As is the case with Alnylam’s lead candidate ALN-RSV01 for the treatment of RSV infection which has raised similar concerns, it will be important to be forthcoming in the interactions with the regulatory agencies such that safe trials can be designed based on our best understanding of the mechanisms of action of the different siRNAs. While I haven’t read the documents, it certainly wouldn’t be the first time if such non-specific effects were noted as potentially contributing to treatment. In the future, it would not surprise me at all to see openly declared immunostimulatory siRNA drug candidates enter the clinic. If, however, these issues are not addressed upfront, and should adverse events occur as a result, this could easily backfire and future trials rendered much more onerous- something that should be in nobody’s interest. As for the prospects of the individual drug candidates in question, even if non-specific effects contributed to the therapeutic efficacy of these candidates, as long as they are safe and well tolerated they may very well be viable drugs.

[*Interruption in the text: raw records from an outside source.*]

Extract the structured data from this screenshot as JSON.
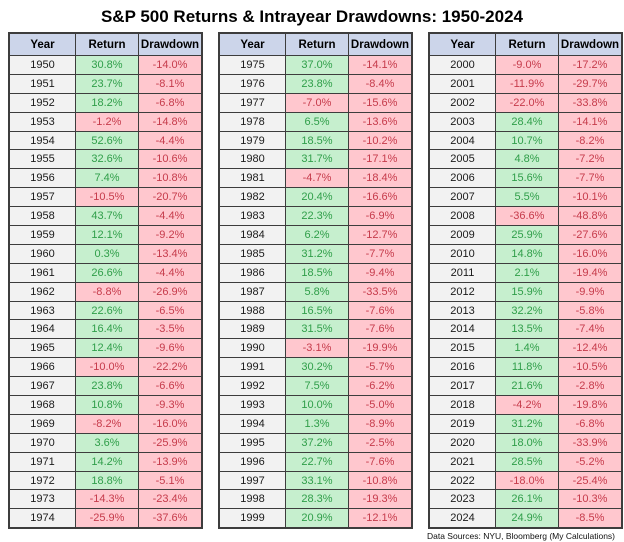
{
  "title": "S&P 500 Returns & Intrayear Drawdowns: 1950-2024",
  "footer": "Data Sources: NYU, Bloomberg (My Calculations)",
  "colors": {
    "header_bg": "#ccd5ea",
    "year_bg": "#f2f2f2",
    "positive_bg": "#c6efce",
    "positive_text": "#2f9e49",
    "negative_bg": "#ffc7ce",
    "negative_text": "#c63b4b",
    "border": "#3d3d3d"
  },
  "chart_data": {
    "type": "table",
    "title": "S&P 500 Returns & Intrayear Drawdowns: 1950-2024",
    "columns": [
      "Year",
      "Return",
      "Drawdown"
    ],
    "tables": [
      {
        "rows": [
          [
            "1950",
            "30.8%",
            "-14.0%"
          ],
          [
            "1951",
            "23.7%",
            "-8.1%"
          ],
          [
            "1952",
            "18.2%",
            "-6.8%"
          ],
          [
            "1953",
            "-1.2%",
            "-14.8%"
          ],
          [
            "1954",
            "52.6%",
            "-4.4%"
          ],
          [
            "1955",
            "32.6%",
            "-10.6%"
          ],
          [
            "1956",
            "7.4%",
            "-10.8%"
          ],
          [
            "1957",
            "-10.5%",
            "-20.7%"
          ],
          [
            "1958",
            "43.7%",
            "-4.4%"
          ],
          [
            "1959",
            "12.1%",
            "-9.2%"
          ],
          [
            "1960",
            "0.3%",
            "-13.4%"
          ],
          [
            "1961",
            "26.6%",
            "-4.4%"
          ],
          [
            "1962",
            "-8.8%",
            "-26.9%"
          ],
          [
            "1963",
            "22.6%",
            "-6.5%"
          ],
          [
            "1964",
            "16.4%",
            "-3.5%"
          ],
          [
            "1965",
            "12.4%",
            "-9.6%"
          ],
          [
            "1966",
            "-10.0%",
            "-22.2%"
          ],
          [
            "1967",
            "23.8%",
            "-6.6%"
          ],
          [
            "1968",
            "10.8%",
            "-9.3%"
          ],
          [
            "1969",
            "-8.2%",
            "-16.0%"
          ],
          [
            "1970",
            "3.6%",
            "-25.9%"
          ],
          [
            "1971",
            "14.2%",
            "-13.9%"
          ],
          [
            "1972",
            "18.8%",
            "-5.1%"
          ],
          [
            "1973",
            "-14.3%",
            "-23.4%"
          ],
          [
            "1974",
            "-25.9%",
            "-37.6%"
          ]
        ]
      },
      {
        "rows": [
          [
            "1975",
            "37.0%",
            "-14.1%"
          ],
          [
            "1976",
            "23.8%",
            "-8.4%"
          ],
          [
            "1977",
            "-7.0%",
            "-15.6%"
          ],
          [
            "1978",
            "6.5%",
            "-13.6%"
          ],
          [
            "1979",
            "18.5%",
            "-10.2%"
          ],
          [
            "1980",
            "31.7%",
            "-17.1%"
          ],
          [
            "1981",
            "-4.7%",
            "-18.4%"
          ],
          [
            "1982",
            "20.4%",
            "-16.6%"
          ],
          [
            "1983",
            "22.3%",
            "-6.9%"
          ],
          [
            "1984",
            "6.2%",
            "-12.7%"
          ],
          [
            "1985",
            "31.2%",
            "-7.7%"
          ],
          [
            "1986",
            "18.5%",
            "-9.4%"
          ],
          [
            "1987",
            "5.8%",
            "-33.5%"
          ],
          [
            "1988",
            "16.5%",
            "-7.6%"
          ],
          [
            "1989",
            "31.5%",
            "-7.6%"
          ],
          [
            "1990",
            "-3.1%",
            "-19.9%"
          ],
          [
            "1991",
            "30.2%",
            "-5.7%"
          ],
          [
            "1992",
            "7.5%",
            "-6.2%"
          ],
          [
            "1993",
            "10.0%",
            "-5.0%"
          ],
          [
            "1994",
            "1.3%",
            "-8.9%"
          ],
          [
            "1995",
            "37.2%",
            "-2.5%"
          ],
          [
            "1996",
            "22.7%",
            "-7.6%"
          ],
          [
            "1997",
            "33.1%",
            "-10.8%"
          ],
          [
            "1998",
            "28.3%",
            "-19.3%"
          ],
          [
            "1999",
            "20.9%",
            "-12.1%"
          ]
        ]
      },
      {
        "rows": [
          [
            "2000",
            "-9.0%",
            "-17.2%"
          ],
          [
            "2001",
            "-11.9%",
            "-29.7%"
          ],
          [
            "2002",
            "-22.0%",
            "-33.8%"
          ],
          [
            "2003",
            "28.4%",
            "-14.1%"
          ],
          [
            "2004",
            "10.7%",
            "-8.2%"
          ],
          [
            "2005",
            "4.8%",
            "-7.2%"
          ],
          [
            "2006",
            "15.6%",
            "-7.7%"
          ],
          [
            "2007",
            "5.5%",
            "-10.1%"
          ],
          [
            "2008",
            "-36.6%",
            "-48.8%"
          ],
          [
            "2009",
            "25.9%",
            "-27.6%"
          ],
          [
            "2010",
            "14.8%",
            "-16.0%"
          ],
          [
            "2011",
            "2.1%",
            "-19.4%"
          ],
          [
            "2012",
            "15.9%",
            "-9.9%"
          ],
          [
            "2013",
            "32.2%",
            "-5.8%"
          ],
          [
            "2014",
            "13.5%",
            "-7.4%"
          ],
          [
            "2015",
            "1.4%",
            "-12.4%"
          ],
          [
            "2016",
            "11.8%",
            "-10.5%"
          ],
          [
            "2017",
            "21.6%",
            "-2.8%"
          ],
          [
            "2018",
            "-4.2%",
            "-19.8%"
          ],
          [
            "2019",
            "31.2%",
            "-6.8%"
          ],
          [
            "2020",
            "18.0%",
            "-33.9%"
          ],
          [
            "2021",
            "28.5%",
            "-5.2%"
          ],
          [
            "2022",
            "-18.0%",
            "-25.4%"
          ],
          [
            "2023",
            "26.1%",
            "-10.3%"
          ],
          [
            "2024",
            "24.9%",
            "-8.5%"
          ]
        ]
      }
    ]
  }
}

Finally, it is curious as to what exactly motivated Tekmira to re-test an entire battery of published siRNAs for their potential of inducing non-specific effects. It is possible that Tekmira has evaluated siRNA therapeutics for a number of the same applications like flu and wet AMD and were frustrated to see publications come out that according to their experience should have been artefacts (scientists tend to measure themselves by the number of publications and their impact factors and don’t like to see their own published work de-valued this way). Another part of the answer may also have been to keep the field honest at this early stage of RNAi Therapeutics drug development before long-term damage is caused: “However, surprisingly few of the reported studies have adequately tested, or controlled, for the potential effects of siRNA-mediated immune stimulation, making the many published claims of therapeutic efficacy a collective liability for the RNAi field that remains to be addressed.” By setting a rigorous new standard, Tekmira also signals their expertise not only in RNAi delivery, but also in siRNA chemistry and safety (like Coley, Tekmira has a long-standing interest in the use of immunostimulatory oligonucleotides for therapy). Supporting their claim, Tekmira/Protiva’s publications on abrogating TLR7/8 responses and SNALP RNAi delivery have proven to be extremely reproducible in many different laboratories.

The road to RNAi Therapeutics reality won’t be smooth. As much as it is important to tackle the scientific hurdles head-on, investors and the press should also make an effort to discriminate between ‘good’ and ‘bad’ science.